Muchos pensarán que una moneda débil en crisis es buena porque abarata las exportaciones y los objetivos de mercado se expanden por lo que aumenta la producción, pero no es así. En crisis es muy difícil colocar productos nuevos en otros mercados y la producción nacional sufre incrementos de sus costes por el incremento del precio de las materias primas producto del cambio de divisas con monedas más fuertes.

En cuanto a las intervenciones que ha realizado el país a causa de crisis, ha sido el primero en adoptar dos de las medidas que se han tomado como referentes: la nacionalización de los bancos (Northern Rock), es decir, tomar parte activa de las instituciones, y la bajada de impuestos –del IVA.

El Gobierno británico fue de los primeros en llevar a cabo un plan rescate. El paquete de ayudas sumaba un monto de 500.000 millones de libras de las cuales 50.000 millones se dedicarían a recapitalizar entidades (a cambio de acciones al Estado), 200.000 millones a préstamos a corto plazo y 250.000 millones a avales.

En cuanto a los tipos, en octubre estaban en el 5%, en diciembre al 2% y apunta a una nueva bajada. Ahora se habla de una nueva bajada que podría dejarlos en el 1%. La bajada de los tipos del dinero está siendo muy rápida y el mercado no está reaccionando como debería. En vez de otorgar más preferencia por el dinero (en este caso de libras esterlinas) y aumentar su demanda, pero en vez de eso sigue desplomándose. Seguramente esté entrando en la llamada ‘trampa de la liquidez’, que explicaremos más adelante.
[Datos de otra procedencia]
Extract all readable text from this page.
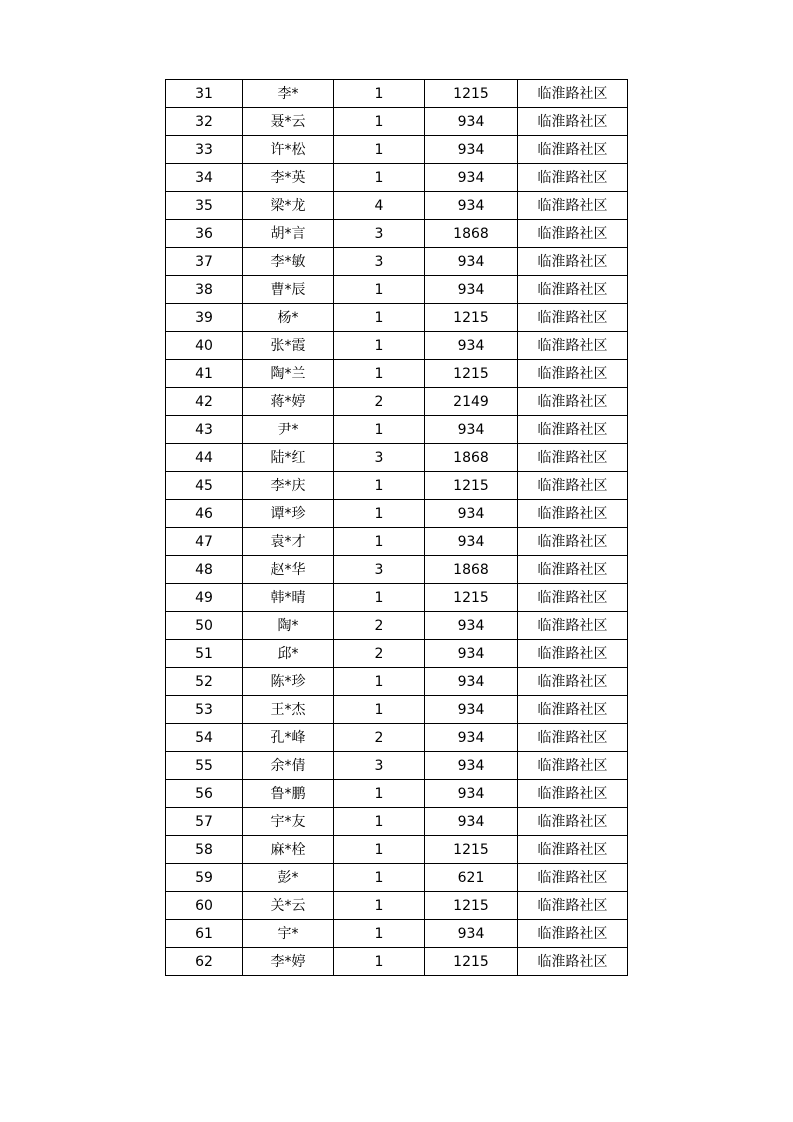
31	李*	1	1215	临淮路社区
32	聂*云	1	934	临淮路社区
33	许*松	1	934	临淮路社区
34	李*英	1	934	临淮路社区
35	梁*龙	4	934	临淮路社区
36	胡*言	3	1868	临淮路社区
37	李*敏	3	934	临淮路社区
38	曹*辰	1	934	临淮路社区
39	杨*	1	1215	临淮路社区
40	张*霞	1	934	临淮路社区
41	陶*兰	1	1215	临淮路社区
42	蒋*婷	2	2149	临淮路社区
43	尹*	1	934	临淮路社区
44	陆*红	3	1868	临淮路社区
45	李*庆	1	1215	临淮路社区
46	谭*珍	1	934	临淮路社区
47	袁*才	1	934	临淮路社区
48	赵*华	3	1868	临淮路社区
49	韩*晴	1	1215	临淮路社区
50	陶*	2	934	临淮路社区
51	邱*	2	934	临淮路社区
52	陈*珍	1	934	临淮路社区
53	王*杰	1	934	临淮路社区
54	孔*峰	2	934	临淮路社区
55	余*倩	3	934	临淮路社区
56	鲁*鹏	1	934	临淮路社区
57	宇*友	1	934	临淮路社区
58	麻*栓	1	1215	临淮路社区
59	彭*	1	621	临淮路社区
60	关*云	1	1215	临淮路社区
61	宇*	1	934	临淮路社区
62	李*婷	1	1215	临淮路社区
Una de las medidas más polémicas que ha llevado el ejecutivo de Gordon Brown ha sido la rebaja del IVA del 17,5 al 15%, que se financiaría con una subida de los impuestos a las rentas que superen las 150.000 libras anuales del 40 al 45%. La ventaja de esta medida es su rapidez: al día siguiente de tomase la medida los precios bajan automáticamente. No obstante, hay que tener en cuenta que o aumenta la deuda o disminuye el gasto público con la consiguiente pérdida de su multiplicador.

La última medida propuesta por el primer ministro se basa en un plan de gasto público (reparación de escuelas y hospitales, medioambiente, infraestructuras e impulso de nuevas tecnologías) para crear 100.000 puestos de trabajo adicionales a lo largo del 2009. Asegura, además, que sólo en la reparación de escuelas se crearán 30.000 puestos. Pero no especifica la cantidad de dinero que requerirá su plan.

Nada bueno se puede decir ahora mismo de Reino Unido. Todo, desde el principio hasta el final, es malo. Es un país muy envejecido y con muy poca población activa (tiene 61 millones de personas de las que pueden trabajar 29 millones y trabajan unos 28 millones), lo que le está haciendo perder capacidad en todos los sentidos, se está deshinchando y debe sufrir unos cambios estructurales fuertes, si quiere seguir estando entre los países más ricos del mundo.